Disney's ESPN, ABC Are Big Winners In NFL Deal

Although paying more than other networks for the rights to NFL games, Walt Disney’s ESPN and ABC could be the only significant TV and streaming platforms to improve amid the league’s expensive $100 million-plus 11-year, multi-network deal, according to one analyst.

“Aside from the NFL, the only other winner from this new deal was Disney,” says MoffettNathanson Research.

Michael Nathanson, senior research analyst, writes that Disney gained in the number of actual games -- including two Super Bowls, which weren’t in the previous deal.

Also, there is a new divisional playoff game added to its deal, flexible scheduling, exclusive “Monday Night Football” and Saturday games on ABC, and “includes the all-important ability to stream all games on ESPN+.”

The deal totals 23 games, as opposed to the current 17.

“The company ended up improving its package with more games that come with significant incremental advertising revenue -- as well as higher quality through its flex schedule optionality.”

For last season, Standard Media Index says, ESPN’s “Monday Night Football” was up 4% to $232.1 million in national TV advertising. MoffettNathanson says ESPN took in an estimated, $8.9 billion in the annual affiliate fees pay TV providers pay to carry the network.

For the new 11-year contract, (a one-year bridge deal and a 10-year deal) MoffettNathanson estimates ESPN's average yearly NFL cost will grow 42% to $2.7 billion.

Other networks will see a sharper hike on average for the length of the deal, with Fox at 105% higher to $2.25 billion (Sunday Afternoon NFC conference games); ViacomCBS, 110% more to $2.1 billion (Sunday afternoon AFC conference games); and NBCUniversal, growing 108% to $2.0 billion (“Sunday Night Football”).

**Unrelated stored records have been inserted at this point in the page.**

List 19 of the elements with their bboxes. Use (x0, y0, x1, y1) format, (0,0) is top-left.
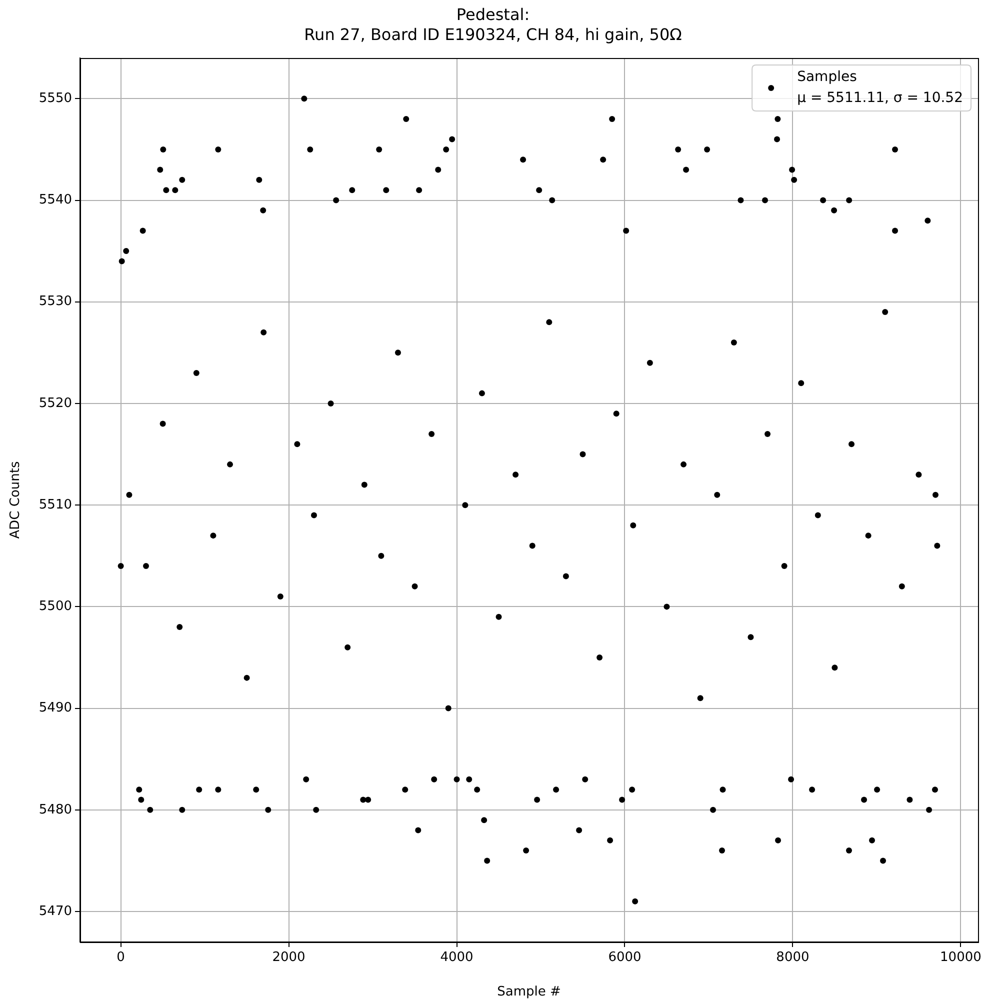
y-tick-label: 5500 (38, 599, 72, 614)
y-axis-title: ADC Counts (8, 461, 24, 539)
y-tick-label: 5520 (38, 396, 72, 411)
y-tick-label: 5540 (38, 192, 72, 208)
x-tick-label: 8000 (776, 950, 810, 966)
chart-title: Pedestal: Run 27, Board ID E190324, CH 84, hi gain, 50Ω (304, 5, 682, 44)
x-axis-title: Sample # (497, 984, 561, 1000)
y-tick-label: 5530 (38, 294, 72, 310)
legend-label: Samples μ = 5511.11, σ = 10.52 (797, 69, 964, 106)
y-tick-label: 5470 (38, 904, 72, 919)
x-tick-label: 2000 (272, 950, 306, 966)
x-tick-label: 4000 (440, 950, 474, 966)
y-tick-label: 5550 (38, 91, 72, 106)
x-tick-label: 10000 (940, 950, 982, 966)
x-tick-label: 0 (116, 950, 125, 966)
y-tick-label: 5490 (38, 700, 72, 716)
x-tick-label: 6000 (608, 950, 642, 966)
y-tick-label: 5480 (38, 802, 72, 818)
y-tick-label: 5510 (38, 497, 72, 512)
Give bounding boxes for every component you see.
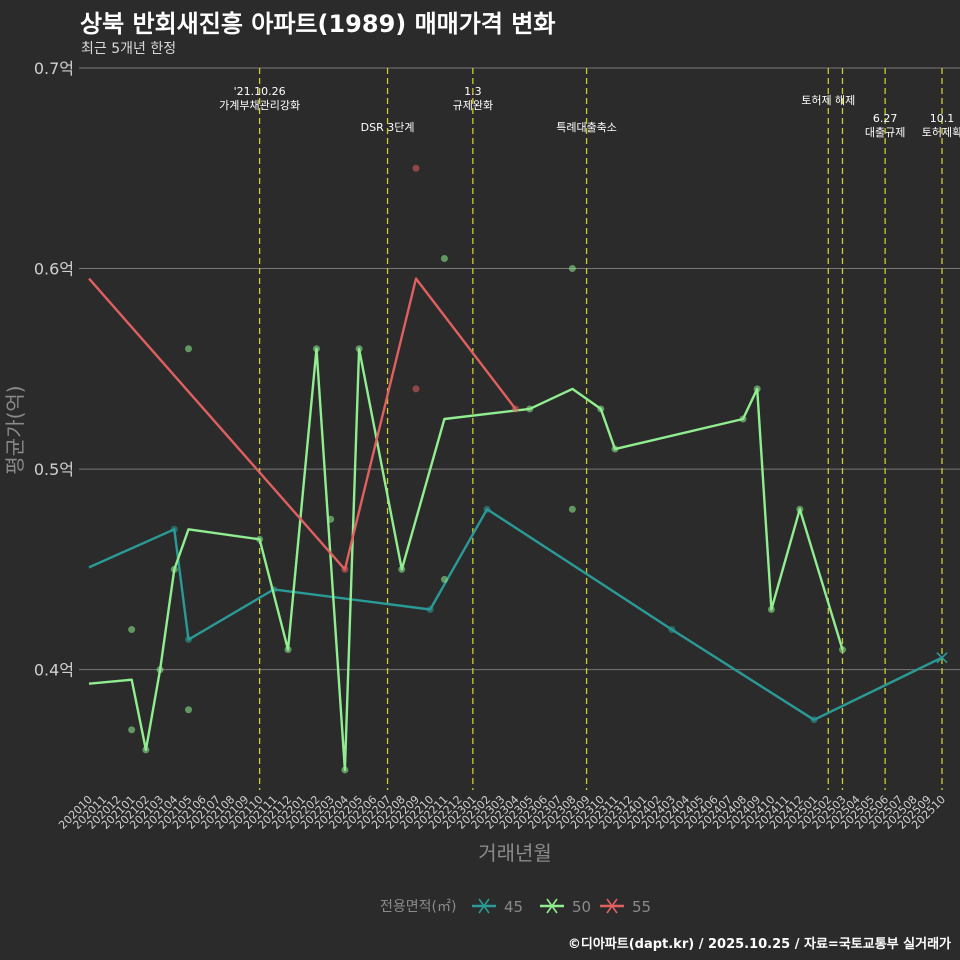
y-tick-label: 0.7억 [34, 59, 74, 78]
data-point-50 [440, 575, 448, 583]
event-label: 토허제확 [922, 126, 960, 139]
series-end-marker [936, 652, 948, 664]
data-point-55 [412, 385, 420, 393]
event-label: 토허제 해제 [801, 93, 855, 107]
event-label: 규제완화 [453, 99, 493, 112]
legend-marker-50 [546, 898, 558, 914]
chart-title: 상북 반회새진흥 아파트(1989) 매매가격 변화 [80, 10, 556, 38]
event-label: 특례대출축소 [556, 121, 617, 134]
x-axis-title: 거래년월 [478, 841, 552, 865]
data-point-50 [568, 505, 576, 513]
data-point-50 [185, 706, 193, 714]
data-point-50 [128, 726, 136, 734]
data-point-50 [185, 345, 193, 353]
event-label: 6.27 [873, 112, 898, 125]
series-line-50 [88, 347, 844, 772]
source-caption: ©디아파트(dapt.kr) / 2025.10.25 / 자료=국토교통부 실… [567, 937, 951, 952]
series-line-45 [88, 508, 943, 721]
y-tick-label: 0.5억 [34, 460, 74, 479]
data-point-50 [128, 626, 136, 634]
event-label: 1.3 [464, 85, 482, 98]
legend-marker-55 [606, 898, 618, 914]
legend-label-50: 50 [572, 898, 591, 916]
legend-label-45: 45 [504, 898, 523, 916]
event-label: '21.10.26 [234, 85, 286, 98]
data-point-50 [568, 265, 576, 273]
y-tick-label: 0.4억 [34, 661, 74, 680]
series-line-55 [88, 277, 517, 571]
event-label: 가계부채관리강화 [219, 99, 300, 112]
y-tick-label: 0.6억 [34, 260, 74, 279]
chart-subtitle: 최근 5개년 한정 [81, 41, 177, 57]
event-label: DSR 3단계 [361, 121, 415, 134]
event-label: 10.1 [930, 112, 955, 125]
event-label: 대출규제 [865, 126, 905, 139]
data-point-50 [440, 255, 448, 263]
legend-label-55: 55 [632, 898, 651, 916]
legend-marker-45 [478, 898, 490, 914]
data-point-55 [412, 164, 420, 172]
legend-title: 전용면적(㎡) [380, 899, 456, 915]
y-axis-title: 평균가(억) [3, 385, 27, 474]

For “Thursday Night Football,” Amazon is projected to pay 52% more than Fox did when it had the package in the last contract -- to $1 billion a year -- with its new exclusive digital media deal.

Overall, MoffettNathanson projects the entire NFL 11-year deal comes to $110.6 billion.

Last year, SMI said, national TV advertising regular-season NFL games grew 3.5% to $2.74 billion. NFL playoffs, excluding the Super Bowl, were slightly down 0.2% to $605.6 million.

According to other estimates, the Big Game day national TV ad spend is now averaging around $400 million to $450 million per year.

Looking to specific NFL packages, for last season, SMI says the most lucrative in terms of national TV advertisers were the Sunday NFL early afternoon games (CBS, Fox), up 10% to $723 million. The Sunday late-afternoon games (Fox, CBS) grew 15% more to $622 million.

NBC’s “Sunday Night Football” was down 4% to $600 million, while “Thursday Night Football” (Fox, NFL Network) sank 15% to $350 million; and ESPN’s “MNF” was up 4% to $232.1 million.